Pengembangan kualitas spiritual kader harus terus ditingkatkan, bahkan hal ini merupakan yang terpenting dalam kehidupan seorang kader. Seseorang yang keimanannya mengakar semenjak muda tentunya ia akan lebih mudah dalam menjalani kehidupan yang penuh dengan tantangan. Oleh karena itu Islam sangat  memperhatikan pendidikan spiritual semenjak semenjak usia dini.
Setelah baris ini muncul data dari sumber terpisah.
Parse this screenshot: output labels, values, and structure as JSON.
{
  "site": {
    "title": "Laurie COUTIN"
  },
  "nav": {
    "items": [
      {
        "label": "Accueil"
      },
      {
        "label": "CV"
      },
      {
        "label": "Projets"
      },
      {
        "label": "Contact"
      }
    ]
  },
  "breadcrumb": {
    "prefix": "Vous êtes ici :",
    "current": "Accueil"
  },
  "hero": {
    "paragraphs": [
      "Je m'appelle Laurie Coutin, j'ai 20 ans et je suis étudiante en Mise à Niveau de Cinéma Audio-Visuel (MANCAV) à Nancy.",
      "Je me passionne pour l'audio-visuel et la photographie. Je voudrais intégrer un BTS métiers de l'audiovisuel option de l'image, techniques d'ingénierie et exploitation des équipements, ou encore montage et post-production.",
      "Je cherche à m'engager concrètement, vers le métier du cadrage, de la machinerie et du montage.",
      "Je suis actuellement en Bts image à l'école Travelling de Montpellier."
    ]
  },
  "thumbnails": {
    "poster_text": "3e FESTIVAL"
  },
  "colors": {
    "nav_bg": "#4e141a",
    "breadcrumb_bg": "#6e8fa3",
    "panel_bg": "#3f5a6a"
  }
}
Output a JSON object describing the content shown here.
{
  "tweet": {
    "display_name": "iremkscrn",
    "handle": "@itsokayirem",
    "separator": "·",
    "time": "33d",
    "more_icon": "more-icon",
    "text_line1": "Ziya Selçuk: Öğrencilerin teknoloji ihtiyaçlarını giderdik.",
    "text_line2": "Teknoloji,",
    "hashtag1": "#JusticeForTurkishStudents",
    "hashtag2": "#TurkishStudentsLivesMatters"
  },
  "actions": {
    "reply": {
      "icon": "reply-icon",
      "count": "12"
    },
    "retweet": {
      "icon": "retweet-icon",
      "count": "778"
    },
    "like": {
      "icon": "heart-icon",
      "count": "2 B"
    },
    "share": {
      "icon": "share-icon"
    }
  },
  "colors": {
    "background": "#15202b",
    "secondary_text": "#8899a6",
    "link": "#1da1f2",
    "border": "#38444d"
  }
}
Senada dengan QS Luqman ayat 13-19

وَإِذْ قَالَ لُقْمَانُ لِابْنِهِ وَهُوَ يَعِظُهُ يَا بُنَيَّ لَا تُشْرِكْ بِاللَّهِ إِنَّ الشِّرْكَ لَظُلْمٌ عَظِيمٌ -١٣- وَوَصَّيْنَا الْإِنسَانَ بِوَالِدَيْهِ حَمَلَتْهُ أُمُّهُ وَهْناً عَلَى وَهْنٍ وَفِصَالُهُ فِي عَامَيْنِ أَنِ اشْكُرْ لِي وَلِوَالِدَيْكَ إِلَيَّ الْمَصِيرُ -١٤- وَإِن جَاهَدَاكَ عَلى أَن تُشْرِكَ بِي مَا لَيْسَ لَكَ بِهِ عِلْمٌ فَلَا تُطِعْهُمَا وَصَاحِبْهُمَا فِي الدُّنْيَا مَعْرُوفاً وَاتَّبِعْ سَبِيلَ مَنْ أَنَابَ إِلَيَّ ثُمَّ إِلَيَّ مَرْجِعُكُمْ فَأُنَبِّئُكُم بِمَا كُنتُمْ تَعْمَلُونَ -١٥- يَا بُنَيَّ إِنَّهَا إِن تَكُ مِثْقَالَ حَبَّةٍ مِّنْ خَرْدَلٍ فَتَكُن فِي صَخْرَةٍ أَوْ فِي السَّمَاوَاتِ أَوْ فِي الْأَرْضِ يَأْتِ بِهَا اللَّهُ إِنَّ اللَّهَ لَطِيفٌ خَبِيرٌ -١٦- يَا بُنَيَّ أَقِمِ الصَّلَاةَ وَأْمُرْ بِالْمَعْرُوفِ وَانْهَ عَنِ الْمُنكَرِ وَاصْبِرْ عَلَى مَا أَصَابَكَ إِنَّ ذَلِكَ مِنْ عَزْمِ الْأُمُورِ -١٧- وَلَا تُصَعِّرْ خَدَّكَ لِلنَّاسِ وَلَا تَمْشِ فِي الْأَرْضِ مَرَحاً إِنَّ اللَّهَ لَا يُحِبُّ كُلَّ مُخْتَالٍ فَخُورٍ -١٨- وَاقْصِدْ فِي مَشْيِكَ وَاغْضُضْ مِن صَوْتِكَ إِنَّ أَنكَرَ الْأَصْوَاتِ لَصَوْتُ الْحَمِيرِ -١٩-

Dan (ingatlah) ketika Luqman berkata kepada anaknya, ketika dia memberi pelajaran kepadanya, “Wahai anakku! Janganlah engkau mempersekutukan Allah, sesungguhnya mempersekutukan (Allah) adalahbenar-benar kezaliman yang besar”.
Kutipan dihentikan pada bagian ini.